Entre 100 y 120 mil muertes se producen cada año en el mundo, a causa de la enfermedad del cólera, según datos de la Organización Mundial de la Salud.

El cólera posee síntomas muy visibles como la diarrea y los vómitos ocasionales. Estos síntomas hacen que en un principio sea difícil distinguirla de otra diarrea común. Pero si le sumamos que existe una deshidratación extrema, donde el paciente puede llegar a perder más de un litro de líquido por hora y de sales, estamos ante una de las enfermedades más mortales que existen. El enfermo además puede sufrir calambres musculares, producción mínima de orina y en un último caso estaremos ante una posible muerte del enfermo.

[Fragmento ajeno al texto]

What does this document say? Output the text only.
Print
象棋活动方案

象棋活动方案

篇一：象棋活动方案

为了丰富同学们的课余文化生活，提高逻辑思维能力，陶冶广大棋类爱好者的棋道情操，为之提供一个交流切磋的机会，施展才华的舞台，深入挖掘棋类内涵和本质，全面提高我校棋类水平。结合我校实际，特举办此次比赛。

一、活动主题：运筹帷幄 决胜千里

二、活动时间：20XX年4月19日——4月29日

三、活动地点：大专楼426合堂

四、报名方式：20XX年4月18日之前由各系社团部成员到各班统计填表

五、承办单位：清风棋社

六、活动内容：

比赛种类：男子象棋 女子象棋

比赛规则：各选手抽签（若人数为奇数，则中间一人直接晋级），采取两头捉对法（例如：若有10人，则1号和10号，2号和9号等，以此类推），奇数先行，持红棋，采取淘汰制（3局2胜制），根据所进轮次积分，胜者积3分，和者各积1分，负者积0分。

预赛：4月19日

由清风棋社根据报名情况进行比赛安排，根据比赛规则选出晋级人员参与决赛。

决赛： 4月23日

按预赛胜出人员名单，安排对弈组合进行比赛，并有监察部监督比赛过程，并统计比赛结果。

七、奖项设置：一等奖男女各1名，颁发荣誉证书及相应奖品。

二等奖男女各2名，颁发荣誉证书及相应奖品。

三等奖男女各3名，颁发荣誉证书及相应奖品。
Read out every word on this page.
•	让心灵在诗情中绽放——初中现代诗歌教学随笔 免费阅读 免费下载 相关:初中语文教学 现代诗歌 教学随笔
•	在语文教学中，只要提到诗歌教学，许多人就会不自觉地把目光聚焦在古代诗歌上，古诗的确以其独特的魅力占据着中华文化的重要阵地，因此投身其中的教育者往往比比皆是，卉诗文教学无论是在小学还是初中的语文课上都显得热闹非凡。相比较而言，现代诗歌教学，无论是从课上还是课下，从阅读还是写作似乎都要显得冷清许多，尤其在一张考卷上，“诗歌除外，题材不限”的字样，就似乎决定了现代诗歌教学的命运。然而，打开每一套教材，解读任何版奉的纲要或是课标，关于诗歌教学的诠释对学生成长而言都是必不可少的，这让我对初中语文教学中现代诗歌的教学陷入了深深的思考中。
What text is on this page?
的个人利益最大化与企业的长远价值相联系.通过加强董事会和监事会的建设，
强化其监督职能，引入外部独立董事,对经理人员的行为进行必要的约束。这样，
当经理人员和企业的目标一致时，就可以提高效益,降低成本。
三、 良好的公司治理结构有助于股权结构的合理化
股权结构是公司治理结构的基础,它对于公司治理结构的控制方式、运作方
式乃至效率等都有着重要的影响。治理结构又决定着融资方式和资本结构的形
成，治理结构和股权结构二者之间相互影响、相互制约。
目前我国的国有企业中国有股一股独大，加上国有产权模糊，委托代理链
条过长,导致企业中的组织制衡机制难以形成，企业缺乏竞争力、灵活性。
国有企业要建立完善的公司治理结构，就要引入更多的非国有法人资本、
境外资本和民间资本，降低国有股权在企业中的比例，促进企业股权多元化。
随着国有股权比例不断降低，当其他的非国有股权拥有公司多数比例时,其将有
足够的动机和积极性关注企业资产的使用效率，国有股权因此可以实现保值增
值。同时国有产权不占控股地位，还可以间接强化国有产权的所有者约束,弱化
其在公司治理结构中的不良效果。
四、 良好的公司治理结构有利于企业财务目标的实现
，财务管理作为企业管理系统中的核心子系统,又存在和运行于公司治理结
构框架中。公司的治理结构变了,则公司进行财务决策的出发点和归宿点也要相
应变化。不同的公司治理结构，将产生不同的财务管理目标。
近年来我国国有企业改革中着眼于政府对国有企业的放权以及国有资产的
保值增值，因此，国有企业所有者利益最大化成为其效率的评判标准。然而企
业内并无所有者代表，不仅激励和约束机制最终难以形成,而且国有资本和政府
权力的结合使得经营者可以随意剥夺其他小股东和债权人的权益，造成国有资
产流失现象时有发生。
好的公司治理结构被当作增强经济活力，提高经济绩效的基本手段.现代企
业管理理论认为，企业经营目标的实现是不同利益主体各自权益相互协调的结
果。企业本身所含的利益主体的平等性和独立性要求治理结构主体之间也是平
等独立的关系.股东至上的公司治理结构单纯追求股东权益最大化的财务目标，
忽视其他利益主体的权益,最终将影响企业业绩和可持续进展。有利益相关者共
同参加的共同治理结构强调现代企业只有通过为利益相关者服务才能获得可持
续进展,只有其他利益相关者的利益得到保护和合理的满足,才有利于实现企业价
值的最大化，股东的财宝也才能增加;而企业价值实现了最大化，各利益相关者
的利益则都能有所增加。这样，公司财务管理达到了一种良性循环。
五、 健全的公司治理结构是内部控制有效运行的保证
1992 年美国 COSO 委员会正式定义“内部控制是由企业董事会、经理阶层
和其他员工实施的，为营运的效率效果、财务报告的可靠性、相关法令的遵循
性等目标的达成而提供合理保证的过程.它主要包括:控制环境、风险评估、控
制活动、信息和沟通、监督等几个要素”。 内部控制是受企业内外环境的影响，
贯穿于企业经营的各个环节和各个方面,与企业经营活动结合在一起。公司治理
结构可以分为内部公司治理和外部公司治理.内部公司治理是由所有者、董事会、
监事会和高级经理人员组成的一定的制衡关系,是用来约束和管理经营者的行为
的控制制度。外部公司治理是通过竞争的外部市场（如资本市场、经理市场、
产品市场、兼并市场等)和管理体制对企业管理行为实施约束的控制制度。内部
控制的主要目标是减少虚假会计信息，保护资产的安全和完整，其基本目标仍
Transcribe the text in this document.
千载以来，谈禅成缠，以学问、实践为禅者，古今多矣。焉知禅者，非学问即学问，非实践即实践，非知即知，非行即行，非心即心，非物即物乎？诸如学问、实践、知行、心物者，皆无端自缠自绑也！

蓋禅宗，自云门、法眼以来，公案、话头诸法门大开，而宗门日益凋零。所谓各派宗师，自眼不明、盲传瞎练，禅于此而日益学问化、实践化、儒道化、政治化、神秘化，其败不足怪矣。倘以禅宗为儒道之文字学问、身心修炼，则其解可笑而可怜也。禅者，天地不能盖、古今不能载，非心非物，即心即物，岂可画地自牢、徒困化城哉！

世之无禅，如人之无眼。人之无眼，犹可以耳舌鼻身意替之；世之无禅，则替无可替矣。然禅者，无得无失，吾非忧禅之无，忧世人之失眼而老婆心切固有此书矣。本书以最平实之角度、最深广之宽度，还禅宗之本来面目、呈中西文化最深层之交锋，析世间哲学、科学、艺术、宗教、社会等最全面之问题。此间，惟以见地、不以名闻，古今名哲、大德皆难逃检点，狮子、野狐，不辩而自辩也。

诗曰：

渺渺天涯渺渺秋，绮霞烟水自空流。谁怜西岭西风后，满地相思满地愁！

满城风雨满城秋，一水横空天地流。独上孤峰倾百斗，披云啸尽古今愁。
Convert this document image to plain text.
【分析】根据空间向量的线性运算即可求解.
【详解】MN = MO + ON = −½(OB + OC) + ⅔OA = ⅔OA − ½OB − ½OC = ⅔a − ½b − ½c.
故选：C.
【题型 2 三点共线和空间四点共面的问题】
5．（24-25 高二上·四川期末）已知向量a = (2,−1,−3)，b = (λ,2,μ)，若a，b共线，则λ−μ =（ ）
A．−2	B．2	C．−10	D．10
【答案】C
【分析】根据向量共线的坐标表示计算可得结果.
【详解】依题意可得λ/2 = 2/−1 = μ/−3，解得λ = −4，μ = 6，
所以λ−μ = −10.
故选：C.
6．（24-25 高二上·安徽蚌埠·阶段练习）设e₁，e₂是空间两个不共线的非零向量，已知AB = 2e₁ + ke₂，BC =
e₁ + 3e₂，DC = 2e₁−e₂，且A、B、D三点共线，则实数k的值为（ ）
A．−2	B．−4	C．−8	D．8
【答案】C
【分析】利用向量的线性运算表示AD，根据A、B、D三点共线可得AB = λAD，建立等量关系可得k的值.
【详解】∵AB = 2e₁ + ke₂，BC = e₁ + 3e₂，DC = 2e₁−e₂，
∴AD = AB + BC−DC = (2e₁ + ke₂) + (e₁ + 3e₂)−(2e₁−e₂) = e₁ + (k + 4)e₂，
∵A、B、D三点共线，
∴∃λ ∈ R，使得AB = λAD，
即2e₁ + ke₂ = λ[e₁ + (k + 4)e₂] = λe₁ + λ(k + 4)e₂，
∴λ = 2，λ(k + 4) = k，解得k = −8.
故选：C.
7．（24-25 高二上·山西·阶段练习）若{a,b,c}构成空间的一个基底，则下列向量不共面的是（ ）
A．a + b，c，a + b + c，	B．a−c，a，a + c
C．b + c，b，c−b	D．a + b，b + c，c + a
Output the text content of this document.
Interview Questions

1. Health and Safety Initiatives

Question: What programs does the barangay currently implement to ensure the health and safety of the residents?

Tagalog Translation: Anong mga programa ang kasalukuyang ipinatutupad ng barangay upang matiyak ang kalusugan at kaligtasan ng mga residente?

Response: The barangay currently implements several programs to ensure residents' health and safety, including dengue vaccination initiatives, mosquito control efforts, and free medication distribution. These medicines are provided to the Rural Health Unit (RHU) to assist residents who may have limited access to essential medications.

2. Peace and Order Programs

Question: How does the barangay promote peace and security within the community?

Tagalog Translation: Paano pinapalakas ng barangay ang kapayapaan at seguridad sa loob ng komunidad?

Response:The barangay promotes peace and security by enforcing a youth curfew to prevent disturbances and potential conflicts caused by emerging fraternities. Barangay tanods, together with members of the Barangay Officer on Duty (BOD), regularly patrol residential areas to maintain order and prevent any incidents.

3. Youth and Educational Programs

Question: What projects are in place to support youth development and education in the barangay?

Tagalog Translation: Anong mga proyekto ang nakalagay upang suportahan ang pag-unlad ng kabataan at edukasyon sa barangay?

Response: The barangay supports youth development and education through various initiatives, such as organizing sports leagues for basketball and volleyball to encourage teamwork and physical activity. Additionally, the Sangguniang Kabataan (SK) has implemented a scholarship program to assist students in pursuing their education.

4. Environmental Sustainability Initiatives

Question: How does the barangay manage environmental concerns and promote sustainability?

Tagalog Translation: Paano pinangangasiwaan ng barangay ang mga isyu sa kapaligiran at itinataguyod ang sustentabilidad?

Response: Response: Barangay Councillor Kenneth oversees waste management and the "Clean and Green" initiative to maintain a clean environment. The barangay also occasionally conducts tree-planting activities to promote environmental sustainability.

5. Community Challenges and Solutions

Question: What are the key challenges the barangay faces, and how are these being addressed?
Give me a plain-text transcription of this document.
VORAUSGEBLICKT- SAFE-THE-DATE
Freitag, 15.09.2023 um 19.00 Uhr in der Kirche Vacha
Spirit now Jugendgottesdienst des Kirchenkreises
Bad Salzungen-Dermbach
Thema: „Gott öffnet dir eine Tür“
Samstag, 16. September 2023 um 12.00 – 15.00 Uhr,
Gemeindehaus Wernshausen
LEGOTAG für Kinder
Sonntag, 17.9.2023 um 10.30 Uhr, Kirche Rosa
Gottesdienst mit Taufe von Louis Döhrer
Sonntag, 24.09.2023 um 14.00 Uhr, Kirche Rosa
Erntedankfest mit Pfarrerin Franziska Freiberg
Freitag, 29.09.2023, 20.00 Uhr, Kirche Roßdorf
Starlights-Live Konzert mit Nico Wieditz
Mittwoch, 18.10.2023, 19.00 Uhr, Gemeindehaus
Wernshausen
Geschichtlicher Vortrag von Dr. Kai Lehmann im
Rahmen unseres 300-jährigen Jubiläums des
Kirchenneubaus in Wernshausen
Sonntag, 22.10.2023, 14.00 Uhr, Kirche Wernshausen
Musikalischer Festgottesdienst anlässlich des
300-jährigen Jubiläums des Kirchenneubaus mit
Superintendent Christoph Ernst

Otros de los síntomas de la enfermedad del cólera son las náuseas, la irritabilidad, la somnolencia, ojos hundidos y piel seca a causa de la deshidratación. Los indicios más graves es la caída en picado de la presión sanguínea, disminuyendo la cantidad de oxígeno que llega al organismo, obligando al corazón a bombear más rápido y como consecuencia, puede sobrevenir la muerte. Otros síntomas son la apatía, la disfunción sexual, la pérdida de memoria, las manos arrugadas a causa de la deshidratación y aumento de la viscosidad sanguínea por la pérdida de líquidos.

La OMS señala que un 75% de las personas infectadas con la bacteria no presentan síntomas, aunque el “Vibrio Cholerae” esté presente en sus heces fecales entre 7 y 14 días después de la infección y vuelven al medioambiente, donde pueden infectar a otras personas. Mientras que “en el 80% de las personas que presentan síntomas, estos son leves o moderados, y un 20% padece diarrea acuosa aguda con deshidratación grave.”

Causas del cólera:

Esta bacteria se encuentra en la flora normal de aguas saladas, en las desembocaduras de ríos, en bahías con salinidad moderada y estuarios. Una persona se puede contagiar del cólera al ingerir agua contaminada con residuos o alimentos que contengas restos de heces humanos. El agua contaminada, usada para lavar frutas o verduras, cereales u otros alimentos que se consuman crudos y sin pelar, es la vía por la que se transmite la bacteria y es origen de esta enfermedad infecciosa.

Además, existen otros productos alimenticios que pueden transmitir el bacilo del cólera como son los mariscos y los pescados. Estas especies pueden comer pequeños crustáceos microscópicos portadores de la bacteria y de esta manera llegar al cuerpo humano.

El camino de la bacteria “Vibrio Cholerae” comienza en el intestino delgado donde libera una fuerte toxina llamada CTX. Esta se adhiere a algunas proteínas de transporte del intestino, activándolas y produciendo un aumento de la salida de cloro y sodio, y por ende un alto contenido de agua. A continuación el intestino delgado segrega más agua y la pierde en forma de heces, causando una diarrea muy abundante y aguada.

Haití es un país azotado por un terremoto devastador que se llevó consigo a miles de víctimas. A pesar del tiempo que ha paso seguimos trabajando en este país, junto a varias de nuestras contrapartes. Con el fin de frenar el cólera en Haití organizaciones solidarias como POZ o Aprosifa  llevan adelante proyectos para hacer frente al contagio entre la población.